Но не стала больше ничего говорить. Она уже чувствовала в груди радостный холодок, который так любила. Это был холодок чего-то нового, необычного – счастья. Она видела, что отражающаяся перед нею в зеркале девушка никого не копирует в своей странности, что именно эта ее странность, этот нервный надлом жестов и тона и составляет ее своеобразие, совершенно ею не осознанное. И Соне хотелось, чтобы в прическе, в рисунке губ и глаз это своеобразие стало таким же очевидным, каким было оно в облике холодноватой аристократичной красавицы на фотографии.
На словах это в самом деле прозвучало бы сумбурно, но в том, как позвякивали в Сониных руках ножницы и обвивались вокруг коклюшек светлые девушкины пряди, никакого сумбура не было, а была совершенная точность.

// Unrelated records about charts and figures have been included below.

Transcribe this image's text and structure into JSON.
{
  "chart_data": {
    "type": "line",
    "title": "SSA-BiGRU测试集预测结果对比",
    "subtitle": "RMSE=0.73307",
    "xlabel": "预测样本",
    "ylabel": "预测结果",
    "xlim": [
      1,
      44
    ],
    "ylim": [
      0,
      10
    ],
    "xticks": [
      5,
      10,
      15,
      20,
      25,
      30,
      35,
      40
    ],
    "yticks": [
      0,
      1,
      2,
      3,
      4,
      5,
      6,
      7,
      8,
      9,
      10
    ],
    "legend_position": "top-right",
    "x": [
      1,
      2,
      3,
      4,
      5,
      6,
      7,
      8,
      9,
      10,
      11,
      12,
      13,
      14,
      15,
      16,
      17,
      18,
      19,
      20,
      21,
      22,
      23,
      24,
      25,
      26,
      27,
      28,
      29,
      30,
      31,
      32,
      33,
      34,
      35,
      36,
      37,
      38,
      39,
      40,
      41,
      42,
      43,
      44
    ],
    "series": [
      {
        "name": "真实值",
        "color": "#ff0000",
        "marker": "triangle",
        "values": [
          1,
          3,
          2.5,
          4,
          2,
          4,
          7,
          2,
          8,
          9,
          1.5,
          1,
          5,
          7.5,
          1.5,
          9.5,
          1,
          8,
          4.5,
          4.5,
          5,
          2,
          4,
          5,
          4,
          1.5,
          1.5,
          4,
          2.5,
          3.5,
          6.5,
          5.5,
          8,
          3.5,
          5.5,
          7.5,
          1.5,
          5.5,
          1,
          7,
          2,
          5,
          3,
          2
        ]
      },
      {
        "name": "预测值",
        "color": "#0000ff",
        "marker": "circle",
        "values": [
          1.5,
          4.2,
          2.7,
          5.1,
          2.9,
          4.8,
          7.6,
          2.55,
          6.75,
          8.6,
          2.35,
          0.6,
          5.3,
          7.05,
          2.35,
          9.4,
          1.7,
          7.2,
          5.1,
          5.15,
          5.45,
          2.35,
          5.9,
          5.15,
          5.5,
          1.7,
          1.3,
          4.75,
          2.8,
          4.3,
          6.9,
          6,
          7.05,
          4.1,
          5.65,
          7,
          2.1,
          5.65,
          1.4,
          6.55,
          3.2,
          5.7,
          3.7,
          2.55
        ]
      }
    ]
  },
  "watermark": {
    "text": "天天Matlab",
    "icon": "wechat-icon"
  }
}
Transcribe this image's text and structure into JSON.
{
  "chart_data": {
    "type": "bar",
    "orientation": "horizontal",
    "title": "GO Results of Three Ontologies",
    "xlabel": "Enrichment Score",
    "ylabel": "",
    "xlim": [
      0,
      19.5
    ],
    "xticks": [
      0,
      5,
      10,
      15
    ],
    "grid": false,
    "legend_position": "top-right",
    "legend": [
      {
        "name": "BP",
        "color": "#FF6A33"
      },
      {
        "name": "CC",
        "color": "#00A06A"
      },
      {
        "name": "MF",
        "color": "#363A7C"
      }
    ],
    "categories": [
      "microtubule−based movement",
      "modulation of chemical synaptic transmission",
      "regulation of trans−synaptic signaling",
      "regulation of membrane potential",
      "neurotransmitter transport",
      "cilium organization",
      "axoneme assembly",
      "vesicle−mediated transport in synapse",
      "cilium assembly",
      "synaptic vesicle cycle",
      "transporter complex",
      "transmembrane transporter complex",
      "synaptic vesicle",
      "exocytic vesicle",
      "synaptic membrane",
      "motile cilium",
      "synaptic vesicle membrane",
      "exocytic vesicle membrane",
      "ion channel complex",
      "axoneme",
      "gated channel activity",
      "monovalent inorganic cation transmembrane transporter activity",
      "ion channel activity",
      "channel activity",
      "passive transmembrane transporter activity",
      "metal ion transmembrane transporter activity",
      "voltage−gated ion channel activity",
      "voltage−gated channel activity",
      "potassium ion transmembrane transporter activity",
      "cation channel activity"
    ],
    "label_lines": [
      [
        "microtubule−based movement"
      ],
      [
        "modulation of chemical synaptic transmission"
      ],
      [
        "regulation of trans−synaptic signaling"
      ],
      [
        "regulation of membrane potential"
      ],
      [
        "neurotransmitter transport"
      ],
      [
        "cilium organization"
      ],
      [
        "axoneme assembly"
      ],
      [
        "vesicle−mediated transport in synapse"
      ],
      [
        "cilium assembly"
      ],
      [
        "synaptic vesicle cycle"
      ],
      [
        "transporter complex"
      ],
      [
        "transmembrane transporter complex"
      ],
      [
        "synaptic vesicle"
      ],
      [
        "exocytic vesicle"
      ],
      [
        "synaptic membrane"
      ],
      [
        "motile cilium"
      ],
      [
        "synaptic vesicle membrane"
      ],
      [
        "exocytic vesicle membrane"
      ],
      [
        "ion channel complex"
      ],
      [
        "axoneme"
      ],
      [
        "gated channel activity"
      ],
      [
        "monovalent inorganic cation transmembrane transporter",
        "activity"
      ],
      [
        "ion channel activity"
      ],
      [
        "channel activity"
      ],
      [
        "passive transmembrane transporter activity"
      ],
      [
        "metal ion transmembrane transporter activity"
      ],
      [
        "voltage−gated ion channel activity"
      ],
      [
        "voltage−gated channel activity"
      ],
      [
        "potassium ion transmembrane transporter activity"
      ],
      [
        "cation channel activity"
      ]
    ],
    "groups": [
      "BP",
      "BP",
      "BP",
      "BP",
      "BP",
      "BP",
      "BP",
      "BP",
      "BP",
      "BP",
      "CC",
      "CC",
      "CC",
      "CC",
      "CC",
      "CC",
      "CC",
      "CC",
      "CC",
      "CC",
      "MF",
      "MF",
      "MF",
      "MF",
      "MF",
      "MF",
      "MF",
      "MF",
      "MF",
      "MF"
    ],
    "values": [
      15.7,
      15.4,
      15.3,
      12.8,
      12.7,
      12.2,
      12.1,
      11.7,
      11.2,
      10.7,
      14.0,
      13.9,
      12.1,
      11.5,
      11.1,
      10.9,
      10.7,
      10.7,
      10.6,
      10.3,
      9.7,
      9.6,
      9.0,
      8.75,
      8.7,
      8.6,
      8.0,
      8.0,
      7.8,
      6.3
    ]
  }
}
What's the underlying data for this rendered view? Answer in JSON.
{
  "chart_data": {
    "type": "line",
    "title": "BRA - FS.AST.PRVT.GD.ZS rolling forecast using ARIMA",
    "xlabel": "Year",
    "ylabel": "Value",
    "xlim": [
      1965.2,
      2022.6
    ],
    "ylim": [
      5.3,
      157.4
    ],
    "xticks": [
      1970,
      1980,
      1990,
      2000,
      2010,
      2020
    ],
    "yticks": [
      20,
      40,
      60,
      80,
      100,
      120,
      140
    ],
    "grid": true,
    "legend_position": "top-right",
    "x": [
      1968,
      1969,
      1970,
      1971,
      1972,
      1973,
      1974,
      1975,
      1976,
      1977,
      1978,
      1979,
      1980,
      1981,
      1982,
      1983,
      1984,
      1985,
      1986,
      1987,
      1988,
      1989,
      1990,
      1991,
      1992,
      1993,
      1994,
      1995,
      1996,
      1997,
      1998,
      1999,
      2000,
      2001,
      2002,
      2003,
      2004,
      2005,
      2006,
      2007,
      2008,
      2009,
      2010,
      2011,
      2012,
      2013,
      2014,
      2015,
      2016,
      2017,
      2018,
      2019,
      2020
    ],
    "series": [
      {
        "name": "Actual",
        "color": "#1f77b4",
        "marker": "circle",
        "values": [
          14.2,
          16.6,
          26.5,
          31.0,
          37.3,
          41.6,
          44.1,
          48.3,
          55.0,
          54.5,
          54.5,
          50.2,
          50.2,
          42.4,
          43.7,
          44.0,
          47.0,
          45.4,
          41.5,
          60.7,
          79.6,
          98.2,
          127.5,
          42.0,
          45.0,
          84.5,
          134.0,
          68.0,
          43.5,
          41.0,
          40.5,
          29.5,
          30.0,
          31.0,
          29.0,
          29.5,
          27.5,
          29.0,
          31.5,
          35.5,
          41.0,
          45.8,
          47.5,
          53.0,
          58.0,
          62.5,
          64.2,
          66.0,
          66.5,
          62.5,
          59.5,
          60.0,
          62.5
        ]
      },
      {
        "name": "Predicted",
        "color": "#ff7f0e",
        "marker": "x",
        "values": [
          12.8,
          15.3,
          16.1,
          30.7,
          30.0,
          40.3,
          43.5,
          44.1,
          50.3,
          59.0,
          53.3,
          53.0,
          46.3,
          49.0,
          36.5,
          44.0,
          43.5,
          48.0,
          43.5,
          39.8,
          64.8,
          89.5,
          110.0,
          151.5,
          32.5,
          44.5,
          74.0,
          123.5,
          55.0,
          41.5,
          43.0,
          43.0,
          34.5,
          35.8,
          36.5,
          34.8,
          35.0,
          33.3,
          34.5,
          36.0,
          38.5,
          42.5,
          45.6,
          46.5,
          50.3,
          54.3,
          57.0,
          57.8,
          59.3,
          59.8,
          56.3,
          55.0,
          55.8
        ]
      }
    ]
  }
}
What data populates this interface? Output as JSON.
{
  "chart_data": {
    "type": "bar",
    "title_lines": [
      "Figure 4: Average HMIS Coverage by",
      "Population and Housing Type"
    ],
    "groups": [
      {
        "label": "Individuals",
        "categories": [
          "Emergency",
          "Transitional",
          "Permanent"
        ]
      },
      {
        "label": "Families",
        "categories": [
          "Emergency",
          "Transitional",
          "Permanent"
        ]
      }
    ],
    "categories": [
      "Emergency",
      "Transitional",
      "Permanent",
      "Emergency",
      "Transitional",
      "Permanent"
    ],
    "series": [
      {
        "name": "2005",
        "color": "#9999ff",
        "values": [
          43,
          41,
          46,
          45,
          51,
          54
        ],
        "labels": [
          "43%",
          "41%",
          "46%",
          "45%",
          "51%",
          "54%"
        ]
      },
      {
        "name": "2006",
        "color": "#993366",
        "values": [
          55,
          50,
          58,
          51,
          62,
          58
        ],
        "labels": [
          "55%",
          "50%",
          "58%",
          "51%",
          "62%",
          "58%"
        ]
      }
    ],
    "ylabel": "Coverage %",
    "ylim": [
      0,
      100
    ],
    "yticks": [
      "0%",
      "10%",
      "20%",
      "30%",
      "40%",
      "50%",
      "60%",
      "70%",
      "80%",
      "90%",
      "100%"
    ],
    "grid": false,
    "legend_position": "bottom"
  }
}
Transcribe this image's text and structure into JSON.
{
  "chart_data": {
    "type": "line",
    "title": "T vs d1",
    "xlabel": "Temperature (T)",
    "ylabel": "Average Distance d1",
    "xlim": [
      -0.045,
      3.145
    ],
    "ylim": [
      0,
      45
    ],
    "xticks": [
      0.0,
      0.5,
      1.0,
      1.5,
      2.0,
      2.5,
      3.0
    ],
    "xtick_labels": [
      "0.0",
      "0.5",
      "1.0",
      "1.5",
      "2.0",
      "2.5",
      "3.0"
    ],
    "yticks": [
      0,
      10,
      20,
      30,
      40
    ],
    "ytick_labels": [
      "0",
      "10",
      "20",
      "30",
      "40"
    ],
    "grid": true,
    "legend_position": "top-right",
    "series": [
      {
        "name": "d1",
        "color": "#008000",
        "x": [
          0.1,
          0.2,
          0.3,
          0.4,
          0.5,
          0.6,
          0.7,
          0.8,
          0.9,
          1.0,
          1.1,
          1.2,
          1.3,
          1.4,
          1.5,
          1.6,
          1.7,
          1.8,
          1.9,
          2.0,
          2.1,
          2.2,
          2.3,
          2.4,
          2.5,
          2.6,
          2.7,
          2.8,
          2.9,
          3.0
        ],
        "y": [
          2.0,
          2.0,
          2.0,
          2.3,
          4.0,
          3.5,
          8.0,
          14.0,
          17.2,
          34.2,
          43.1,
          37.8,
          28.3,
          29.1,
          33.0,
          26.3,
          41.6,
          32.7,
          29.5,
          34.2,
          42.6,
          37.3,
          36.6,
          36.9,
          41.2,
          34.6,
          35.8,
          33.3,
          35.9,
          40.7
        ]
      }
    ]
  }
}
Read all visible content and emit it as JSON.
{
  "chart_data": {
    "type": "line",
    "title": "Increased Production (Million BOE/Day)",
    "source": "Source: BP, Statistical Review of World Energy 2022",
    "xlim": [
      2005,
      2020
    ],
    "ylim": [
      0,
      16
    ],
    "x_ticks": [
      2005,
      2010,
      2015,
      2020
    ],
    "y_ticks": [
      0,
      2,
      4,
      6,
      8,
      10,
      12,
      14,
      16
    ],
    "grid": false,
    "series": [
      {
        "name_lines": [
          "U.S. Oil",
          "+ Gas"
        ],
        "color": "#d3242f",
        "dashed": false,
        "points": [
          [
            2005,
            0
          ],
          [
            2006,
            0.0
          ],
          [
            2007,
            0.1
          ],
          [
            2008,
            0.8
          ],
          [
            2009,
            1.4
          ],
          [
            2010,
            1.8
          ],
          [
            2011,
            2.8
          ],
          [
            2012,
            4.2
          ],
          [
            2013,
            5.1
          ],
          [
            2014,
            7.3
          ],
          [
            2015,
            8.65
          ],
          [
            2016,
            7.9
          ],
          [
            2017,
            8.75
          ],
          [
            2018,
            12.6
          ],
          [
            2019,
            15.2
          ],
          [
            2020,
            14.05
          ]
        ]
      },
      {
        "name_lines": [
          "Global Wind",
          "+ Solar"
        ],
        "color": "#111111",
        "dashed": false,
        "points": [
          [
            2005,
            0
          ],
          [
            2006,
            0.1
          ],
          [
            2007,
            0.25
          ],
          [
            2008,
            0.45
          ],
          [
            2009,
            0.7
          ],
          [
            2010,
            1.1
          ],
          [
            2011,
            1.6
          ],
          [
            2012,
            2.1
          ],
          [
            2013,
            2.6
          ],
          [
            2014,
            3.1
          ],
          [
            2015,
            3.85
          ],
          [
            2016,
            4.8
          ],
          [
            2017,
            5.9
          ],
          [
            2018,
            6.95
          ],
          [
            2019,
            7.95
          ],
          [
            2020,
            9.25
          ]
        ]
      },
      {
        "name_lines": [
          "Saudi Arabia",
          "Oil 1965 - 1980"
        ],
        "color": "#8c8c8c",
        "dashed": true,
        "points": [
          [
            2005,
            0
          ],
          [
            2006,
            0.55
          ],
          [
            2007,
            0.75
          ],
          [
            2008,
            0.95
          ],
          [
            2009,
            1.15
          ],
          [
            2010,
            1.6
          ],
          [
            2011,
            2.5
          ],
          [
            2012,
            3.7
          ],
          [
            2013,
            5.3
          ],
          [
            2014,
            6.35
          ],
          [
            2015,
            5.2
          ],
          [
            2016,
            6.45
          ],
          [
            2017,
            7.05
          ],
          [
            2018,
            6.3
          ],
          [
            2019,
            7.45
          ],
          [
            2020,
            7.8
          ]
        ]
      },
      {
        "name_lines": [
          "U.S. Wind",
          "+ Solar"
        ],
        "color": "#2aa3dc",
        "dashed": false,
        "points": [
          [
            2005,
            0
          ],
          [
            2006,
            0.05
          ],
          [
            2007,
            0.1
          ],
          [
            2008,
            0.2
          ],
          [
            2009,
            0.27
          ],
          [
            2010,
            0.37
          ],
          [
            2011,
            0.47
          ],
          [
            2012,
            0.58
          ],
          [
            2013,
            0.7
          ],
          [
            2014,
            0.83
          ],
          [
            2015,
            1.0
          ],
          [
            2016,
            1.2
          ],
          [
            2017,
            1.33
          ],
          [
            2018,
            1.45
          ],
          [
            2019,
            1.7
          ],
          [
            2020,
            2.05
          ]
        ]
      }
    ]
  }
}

– Вы знаете, кто это? – спросила девушка.
– Нет.
– Татьяна Яковлева. Ее любил Маяковский.
И Маяковский, и тем более женщина, которую он любил, ничего для Сони не значили. Его стихи казались Соне слишком громкими, прямолинейными. Да она и вообще с трудом припоминала эти стихи – кажется, что-то про то, как жизнь хороша и жить хорошо.
– Пять часов, и с этих пор стих людей дремучий бор, вымер город заселенный, – сказала девушка, глядя в зеркале прямо Соне в глаза своими тревожными, туманными глазами, увеличенными нелепыми очками. – Слышу лишь свисточный спор поездов до Барселоны.
Ножницы дрогнули у Сони в руке. Была в этих словах такая глубокая тоска и вместе с тем – такой свободный, ничем не сдерживаемый выдох чувств, что сердце у нее сжалось.